So I'm following Calculus by Spivak and a particular part of a proof is troubling me. First off, the theorem that Spivak is trying to prove is the following: If f is continuous on $[a,b]$ then it is bounded above on $[a,b]$
To make this proof, the following set is considered:
$$A = \{x \mid a\leq x\leq b\land f\;\text{is bounded above on}\;[a,x]\}$$
Now, the author first shows that $\alpha = b$ (where $\alpha$ is the supremum) through contradiction. Suppose that $\alpha < b$. It's also easy to see that $\alpha > a$. Therefore, $a < \alpha < b$. Since $[a,b]$ is continuous, it's already proven that there exists a delta such that $(\alpha-\delta,\alpha+\delta)$ is bounded above.

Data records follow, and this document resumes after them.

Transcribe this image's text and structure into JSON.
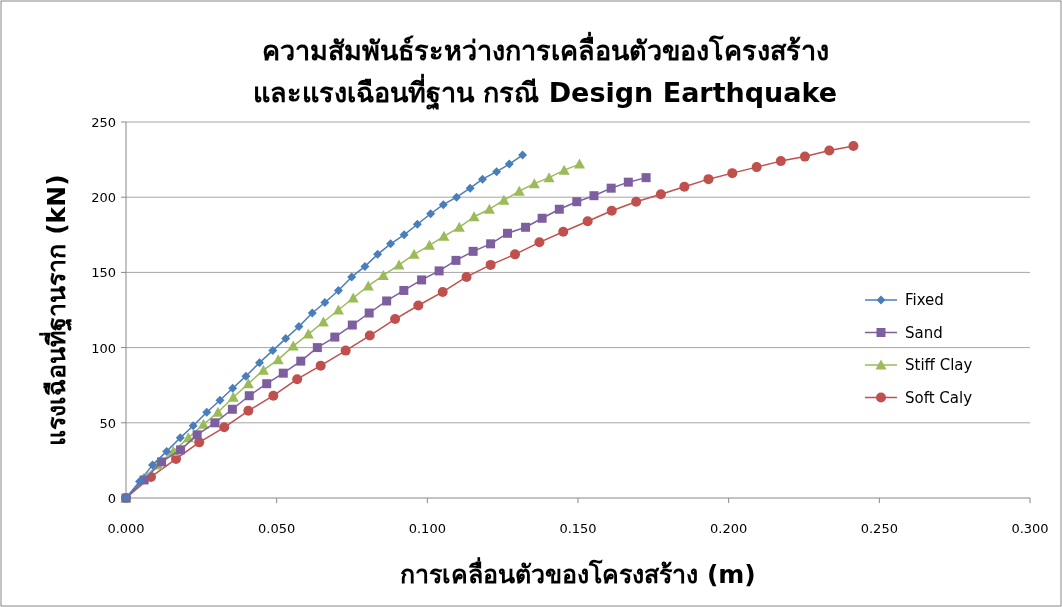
{
  "chart_data": {
    "type": "line",
    "title": "ความสัมพันธ์ระหว่างการเคลื่อนตัวของโครงสร้าง\nและแรงเฉือนที่ฐาน กรณี Design Earthquake",
    "xlabel": "การเคลื่อนตัวของโครงสร้าง (m)",
    "ylabel": "แรงเฉือนที่ฐานราก (kN)",
    "xlim": [
      0,
      0.3
    ],
    "ylim": [
      0,
      250
    ],
    "xticks": [
      {
        "value": 0,
        "label": "0.000"
      },
      {
        "value": 0.05,
        "label": "0.050"
      },
      {
        "value": 0.1,
        "label": "0.100"
      },
      {
        "value": 0.15,
        "label": "0.150"
      },
      {
        "value": 0.2,
        "label": "0.200"
      },
      {
        "value": 0.25,
        "label": "0.250"
      },
      {
        "value": 0.3,
        "label": "0.300"
      }
    ],
    "yticks": [
      0,
      50,
      100,
      150,
      200,
      250
    ],
    "grid": "y",
    "legend": "right",
    "series": [
      {
        "name": "Fixed",
        "color": "#4a7ebb",
        "marker": "diamond",
        "x": [
          0,
          0.0045,
          0.0088,
          0.0135,
          0.018,
          0.0223,
          0.0268,
          0.0312,
          0.0354,
          0.0398,
          0.0443,
          0.0487,
          0.053,
          0.0574,
          0.0618,
          0.066,
          0.0705,
          0.0749,
          0.0793,
          0.0835,
          0.0878,
          0.0923,
          0.0967,
          0.1011,
          0.1053,
          0.1097,
          0.1142,
          0.1183,
          0.123,
          0.1272,
          0.1316
        ],
        "values": [
          0,
          11,
          22,
          31,
          40,
          48,
          57,
          65,
          73,
          81,
          90,
          98,
          106,
          114,
          123,
          130,
          138,
          147,
          154,
          162,
          169,
          175,
          182,
          189,
          195,
          200,
          206,
          212,
          217,
          222,
          228
        ]
      },
      {
        "name": "Sand",
        "color": "#7d5fa0",
        "marker": "square",
        "x": [
          0,
          0.006,
          0.0118,
          0.0181,
          0.0236,
          0.0295,
          0.0353,
          0.0409,
          0.0467,
          0.0522,
          0.058,
          0.0635,
          0.0693,
          0.0751,
          0.0807,
          0.0865,
          0.0922,
          0.0981,
          0.1039,
          0.1095,
          0.1152,
          0.121,
          0.1266,
          0.1326,
          0.1381,
          0.1438,
          0.1496,
          0.1553,
          0.161,
          0.1667,
          0.1726
        ],
        "values": [
          0,
          12,
          24,
          32,
          42,
          50,
          59,
          68,
          76,
          83,
          91,
          100,
          107,
          115,
          123,
          131,
          138,
          145,
          151,
          158,
          164,
          169,
          176,
          180,
          186,
          192,
          197,
          201,
          206,
          210,
          213
        ]
      },
      {
        "name": "Stiff Clay",
        "color": "#9bbb59",
        "marker": "triangle",
        "x": [
          0,
          0.0058,
          0.0105,
          0.0157,
          0.0207,
          0.0257,
          0.0305,
          0.0356,
          0.0406,
          0.0456,
          0.0505,
          0.0555,
          0.0605,
          0.0655,
          0.0705,
          0.0754,
          0.0804,
          0.0854,
          0.0906,
          0.0956,
          0.1007,
          0.1055,
          0.1106,
          0.1155,
          0.1206,
          0.1254,
          0.1305,
          0.1355,
          0.1404,
          0.1454,
          0.1505
        ],
        "values": [
          0,
          13,
          22,
          31,
          40,
          49,
          57,
          67,
          76,
          85,
          92,
          101,
          109,
          117,
          125,
          133,
          141,
          148,
          155,
          162,
          168,
          174,
          180,
          187,
          192,
          198,
          204,
          209,
          213,
          218,
          222
        ]
      },
      {
        "name": "Soft Caly",
        "color": "#c0504d",
        "marker": "circle",
        "x": [
          0,
          0.0083,
          0.0166,
          0.0243,
          0.0326,
          0.0406,
          0.0489,
          0.0568,
          0.0646,
          0.0729,
          0.0809,
          0.0893,
          0.097,
          0.1051,
          0.113,
          0.121,
          0.1291,
          0.1372,
          0.1451,
          0.1532,
          0.1612,
          0.1693,
          0.1775,
          0.1853,
          0.1933,
          0.2012,
          0.2093,
          0.2173,
          0.2253,
          0.2334,
          0.2414
        ],
        "values": [
          0,
          14,
          26,
          37,
          47,
          58,
          68,
          79,
          88,
          98,
          108,
          119,
          128,
          137,
          147,
          155,
          162,
          170,
          177,
          184,
          191,
          197,
          202,
          207,
          212,
          216,
          220,
          224,
          227,
          231,
          234
        ]
      }
    ]
  }
}
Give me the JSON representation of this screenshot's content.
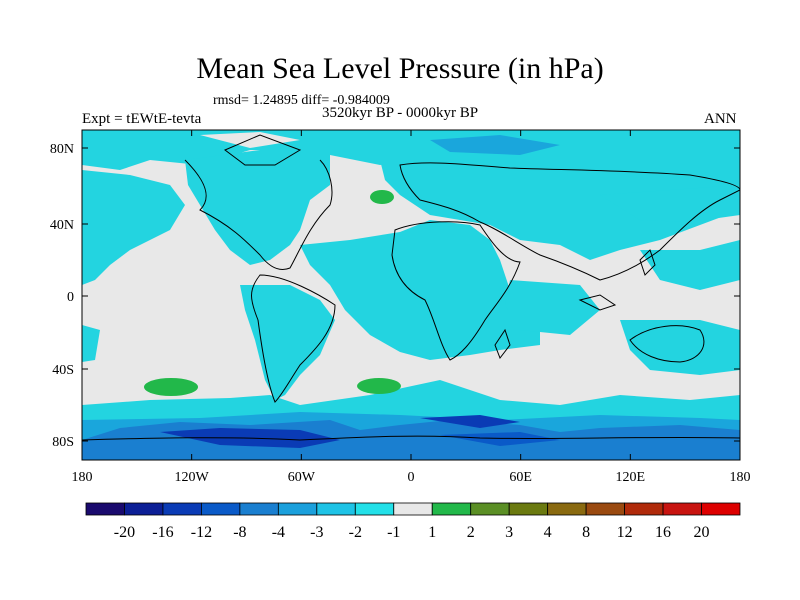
{
  "title": "Mean Sea Level Pressure (in hPa)",
  "stats": "rmsd= 1.24895 diff= -0.984009",
  "period": "3520kyr BP - 0000kyr BP",
  "experiment": "Expt = tEWtE-tevta",
  "season": "ANN",
  "lat_ticks": [
    "80N",
    "40N",
    "0",
    "40S",
    "80S"
  ],
  "lon_ticks": [
    "180",
    "120W",
    "60W",
    "0",
    "60E",
    "120E",
    "180"
  ],
  "colorbar": {
    "labels": [
      "-20",
      "-16",
      "-12",
      "-8",
      "-4",
      "-3",
      "-2",
      "-1",
      "1",
      "2",
      "3",
      "4",
      "8",
      "12",
      "16",
      "20"
    ],
    "colors": [
      "#1a0a6e",
      "#0c1f96",
      "#0a3bb5",
      "#0a5ac8",
      "#1a7fd0",
      "#1ba0dc",
      "#1ec3e6",
      "#23e0e8",
      "#e8e8e8",
      "#22b84a",
      "#5b8f25",
      "#6b7a10",
      "#8a6a10",
      "#9a4a10",
      "#b02a0a",
      "#c81410",
      "#dd0000"
    ]
  },
  "map_colors": {
    "ocean_neutral": "#e8e8e8",
    "cyan": "#23d4e0",
    "lightblue": "#1aa6dc",
    "blue": "#1a7fd0",
    "darkblue": "#0a3bb5",
    "green": "#22b84a"
  }
}
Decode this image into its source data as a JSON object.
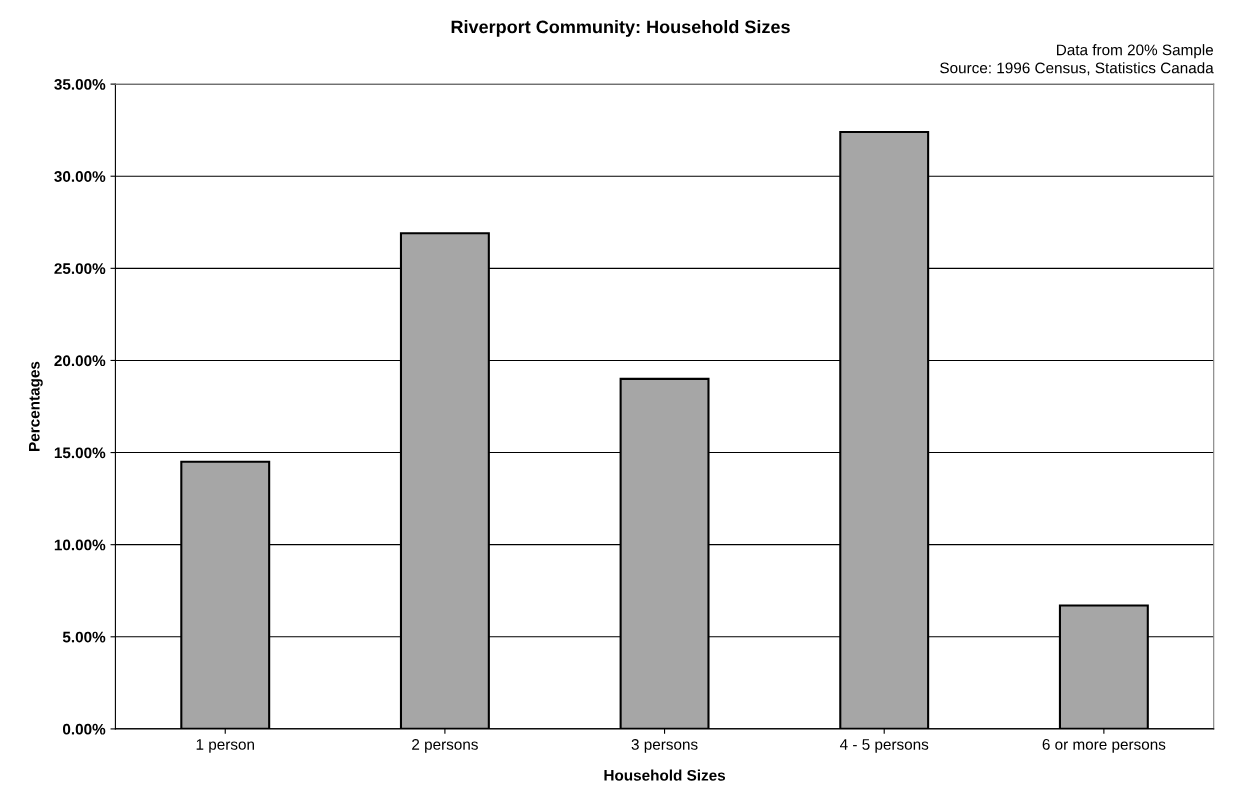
{
  "chart_data": {
    "type": "bar",
    "title": "Riverport Community: Household Sizes",
    "xlabel": "Household Sizes",
    "ylabel": "Percentages",
    "annotations": [
      "Data from 20% Sample",
      "Source: 1996 Census, Statistics Canada"
    ],
    "categories": [
      "1 person",
      "2 persons",
      "3 persons",
      "4 - 5 persons",
      "6 or more persons"
    ],
    "values": [
      14.5,
      26.9,
      19.0,
      32.4,
      6.7
    ],
    "color": "#a6a6a6",
    "ylim": [
      0,
      35
    ],
    "yticks": [
      {
        "value": 0,
        "label": "0.00%"
      },
      {
        "value": 5,
        "label": "5.00%"
      },
      {
        "value": 10,
        "label": "10.00%"
      },
      {
        "value": 15,
        "label": "15.00%"
      },
      {
        "value": 20,
        "label": "20.00%"
      },
      {
        "value": 25,
        "label": "25.00%"
      },
      {
        "value": 30,
        "label": "30.00%"
      },
      {
        "value": 35,
        "label": "35.00%"
      }
    ],
    "grid": "y",
    "legend": false
  }
}
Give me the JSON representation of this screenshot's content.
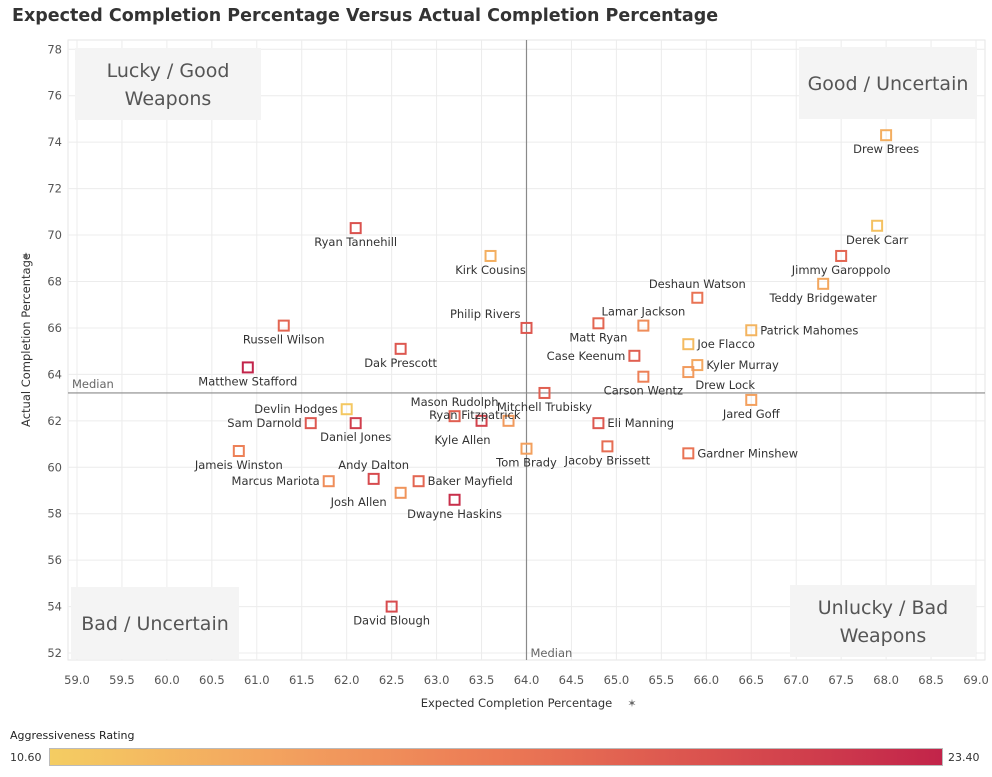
{
  "title": "Expected Completion Percentage Versus Actual Completion Percentage",
  "chart_data": {
    "type": "scatter",
    "xlabel": "Expected Completion Percentage",
    "ylabel": "Actual Completion Percentage",
    "xlim": [
      58.9,
      69.1
    ],
    "ylim": [
      51.7,
      78.4
    ],
    "xticks": [
      "59.0",
      "59.5",
      "60.0",
      "60.5",
      "61.0",
      "61.5",
      "62.0",
      "62.5",
      "63.0",
      "63.5",
      "64.0",
      "64.5",
      "65.0",
      "65.5",
      "66.0",
      "66.5",
      "67.0",
      "67.5",
      "68.0",
      "68.5",
      "69.0"
    ],
    "yticks": [
      "52",
      "54",
      "56",
      "58",
      "60",
      "62",
      "64",
      "66",
      "68",
      "70",
      "72",
      "74",
      "76",
      "78"
    ],
    "grid": true,
    "median_x": 64.0,
    "median_y": 63.2,
    "median_label": "Median",
    "quadrant_labels": {
      "top_left": [
        "Lucky / Good",
        "Weapons"
      ],
      "top_right": [
        "Good / Uncertain"
      ],
      "bottom_left": [
        "Bad / Uncertain"
      ],
      "bottom_right": [
        "Unlucky / Bad",
        "Weapons"
      ]
    },
    "color_legend": {
      "title": "Aggressiveness Rating",
      "min": "10.60",
      "max": "23.40",
      "min_color": "#f4cd62",
      "max_color": "#c2244a"
    },
    "points": [
      {
        "name": "Drew Brees",
        "x": 68.0,
        "y": 74.3,
        "rating": 13.0
      },
      {
        "name": "Derek Carr",
        "x": 67.9,
        "y": 70.4,
        "rating": 11.5
      },
      {
        "name": "Jimmy Garoppolo",
        "x": 67.5,
        "y": 69.1,
        "rating": 18.5
      },
      {
        "name": "Teddy Bridgewater",
        "x": 67.3,
        "y": 67.9,
        "rating": 13.5
      },
      {
        "name": "Deshaun Watson",
        "x": 65.9,
        "y": 67.3,
        "rating": 17.5
      },
      {
        "name": "Lamar Jackson",
        "x": 65.3,
        "y": 66.1,
        "rating": 15.5
      },
      {
        "name": "Matt Ryan",
        "x": 64.8,
        "y": 66.2,
        "rating": 18.5
      },
      {
        "name": "Philip Rivers",
        "x": 64.0,
        "y": 66.0,
        "rating": 19.5
      },
      {
        "name": "Patrick Mahomes",
        "x": 66.5,
        "y": 65.9,
        "rating": 12.5
      },
      {
        "name": "Joe Flacco",
        "x": 65.8,
        "y": 65.3,
        "rating": 12.0
      },
      {
        "name": "Case Keenum",
        "x": 65.2,
        "y": 64.8,
        "rating": 19.0
      },
      {
        "name": "Kyler Murray",
        "x": 65.9,
        "y": 64.4,
        "rating": 13.5
      },
      {
        "name": "Drew Lock",
        "x": 65.8,
        "y": 64.1,
        "rating": 14.5
      },
      {
        "name": "Carson Wentz",
        "x": 65.3,
        "y": 63.9,
        "rating": 16.5
      },
      {
        "name": "Kirk Cousins",
        "x": 63.6,
        "y": 69.1,
        "rating": 13.0
      },
      {
        "name": "Ryan Tannehill",
        "x": 62.1,
        "y": 70.3,
        "rating": 20.0
      },
      {
        "name": "Russell Wilson",
        "x": 61.3,
        "y": 66.1,
        "rating": 18.5
      },
      {
        "name": "Dak Prescott",
        "x": 62.6,
        "y": 65.1,
        "rating": 19.5
      },
      {
        "name": "Matthew Stafford",
        "x": 60.9,
        "y": 64.3,
        "rating": 23.4
      },
      {
        "name": "Mitchell Trubisky",
        "x": 64.2,
        "y": 63.2,
        "rating": 19.0
      },
      {
        "name": "Jared Goff",
        "x": 66.5,
        "y": 62.9,
        "rating": 14.0
      },
      {
        "name": "Devlin Hodges",
        "x": 62.0,
        "y": 62.5,
        "rating": 11.0
      },
      {
        "name": "Mason Rudolph",
        "x": 63.2,
        "y": 62.2,
        "rating": 19.0
      },
      {
        "name": "Kyle Allen",
        "x": 63.5,
        "y": 62.0,
        "rating": 21.0
      },
      {
        "name": "Ryan Fitzpatrick",
        "x": 63.8,
        "y": 62.0,
        "rating": 14.5
      },
      {
        "name": "Sam Darnold",
        "x": 61.6,
        "y": 61.9,
        "rating": 19.5
      },
      {
        "name": "Daniel Jones",
        "x": 62.1,
        "y": 61.9,
        "rating": 21.5
      },
      {
        "name": "Eli Manning",
        "x": 64.8,
        "y": 61.9,
        "rating": 19.5
      },
      {
        "name": "Tom Brady",
        "x": 64.0,
        "y": 60.8,
        "rating": 14.0
      },
      {
        "name": "Jacoby Brissett",
        "x": 64.9,
        "y": 60.9,
        "rating": 18.0
      },
      {
        "name": "Jameis Winston",
        "x": 60.8,
        "y": 60.7,
        "rating": 16.5
      },
      {
        "name": "Gardner Minshew",
        "x": 65.8,
        "y": 60.6,
        "rating": 17.5
      },
      {
        "name": "Marcus Mariota",
        "x": 61.8,
        "y": 59.4,
        "rating": 15.5
      },
      {
        "name": "Andy Dalton",
        "x": 62.3,
        "y": 59.5,
        "rating": 20.5
      },
      {
        "name": "Baker Mayfield",
        "x": 62.8,
        "y": 59.4,
        "rating": 18.5
      },
      {
        "name": "Josh Allen",
        "x": 62.6,
        "y": 58.9,
        "rating": 15.0
      },
      {
        "name": "Dwayne Haskins",
        "x": 63.2,
        "y": 58.6,
        "rating": 22.5
      },
      {
        "name": "David Blough",
        "x": 62.5,
        "y": 54.0,
        "rating": 20.5
      }
    ]
  }
}
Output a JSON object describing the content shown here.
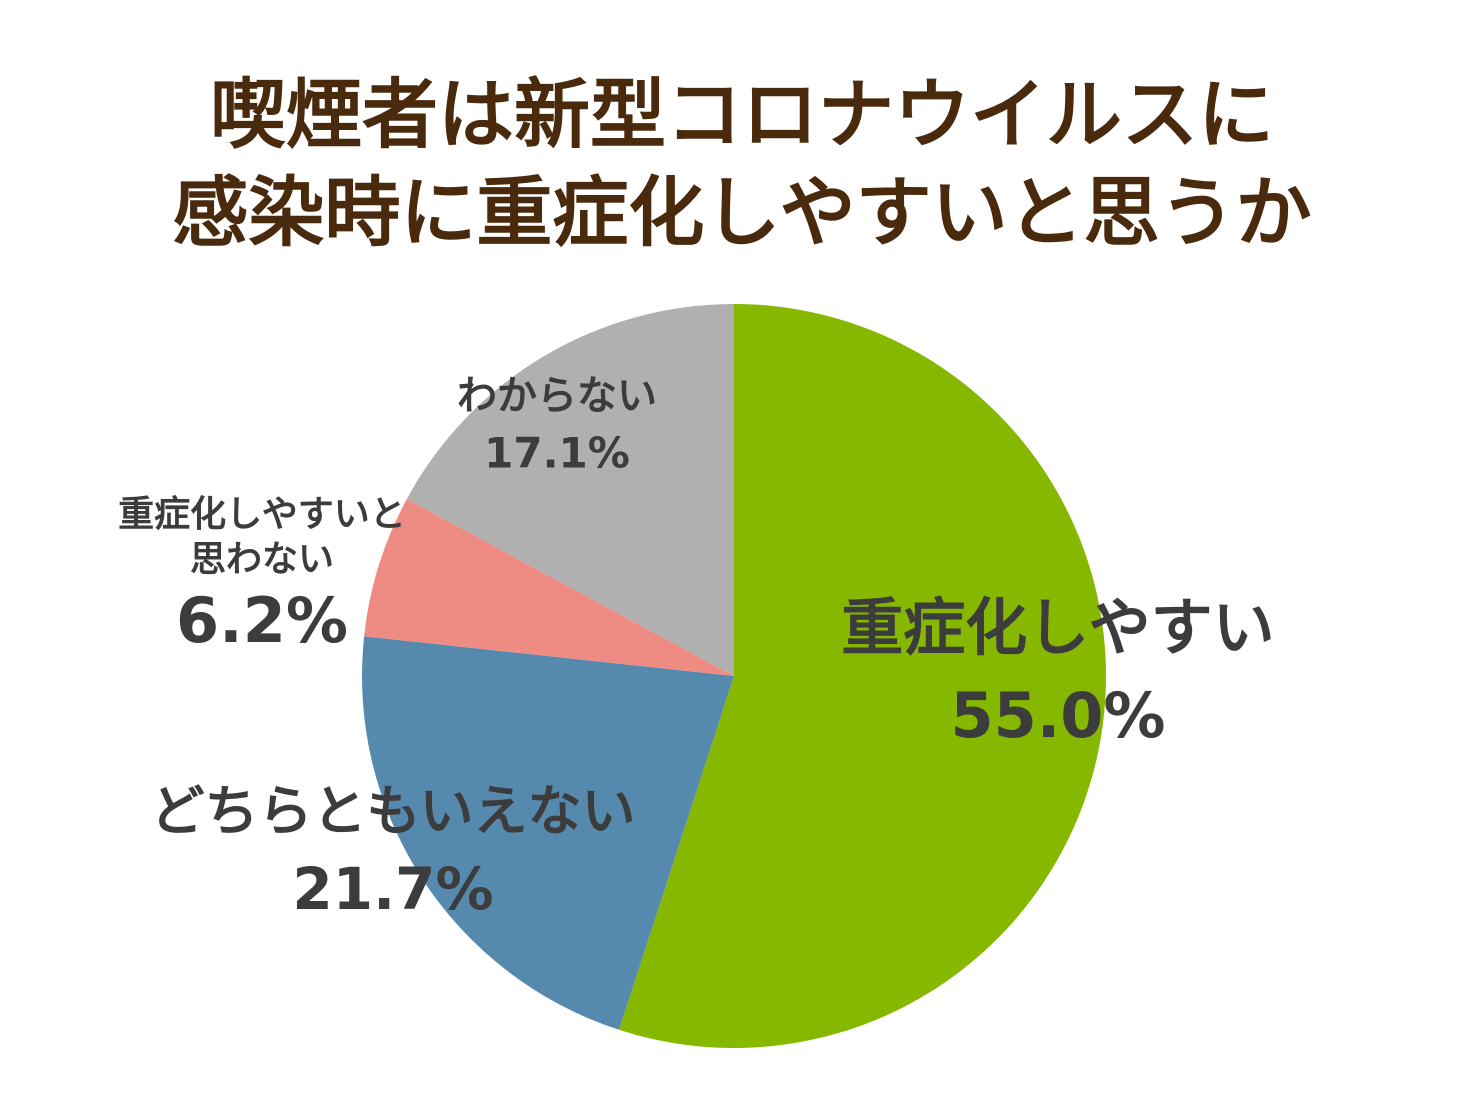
{
  "chart_data": {
    "type": "pie",
    "title": [
      "喫煙者は新型コロナウイルスに",
      "感染時に重症化しやすいと思うか"
    ],
    "categories": [
      "重症化しやすい",
      "どちらともいえない",
      "重症化しやすいと思わない",
      "わからない"
    ],
    "values": [
      55.0,
      21.7,
      6.2,
      17.1
    ],
    "value_labels": [
      "55.0%",
      "21.7%",
      "6.2%",
      "17.1%"
    ],
    "colors": [
      "#86b800",
      "#5689ae",
      "#ee8c84",
      "#b0b0b0"
    ]
  }
}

Now, here's the statement that troubles me: "Since $\alpha$ is the least upper bound (supremum) of $A$, there is some $x_0\in A$ satisfying $x_0\in(\alpha-\delta,\alpha)$". Things that follow after this statement seem logical to me. Of course if this statement is true, you can easily conclude that $f$ is bounded above $[a,x_0]$ since that's the only way $x_0\in A$. But why is that quoted statement true in the first place? I don't quite understand the justification for it. Why must there exist an $x_0$ in $(\alpha-\delta,\alpha)$ with the property that it is also in $A$? I'm guessing this is something to do with the supremum.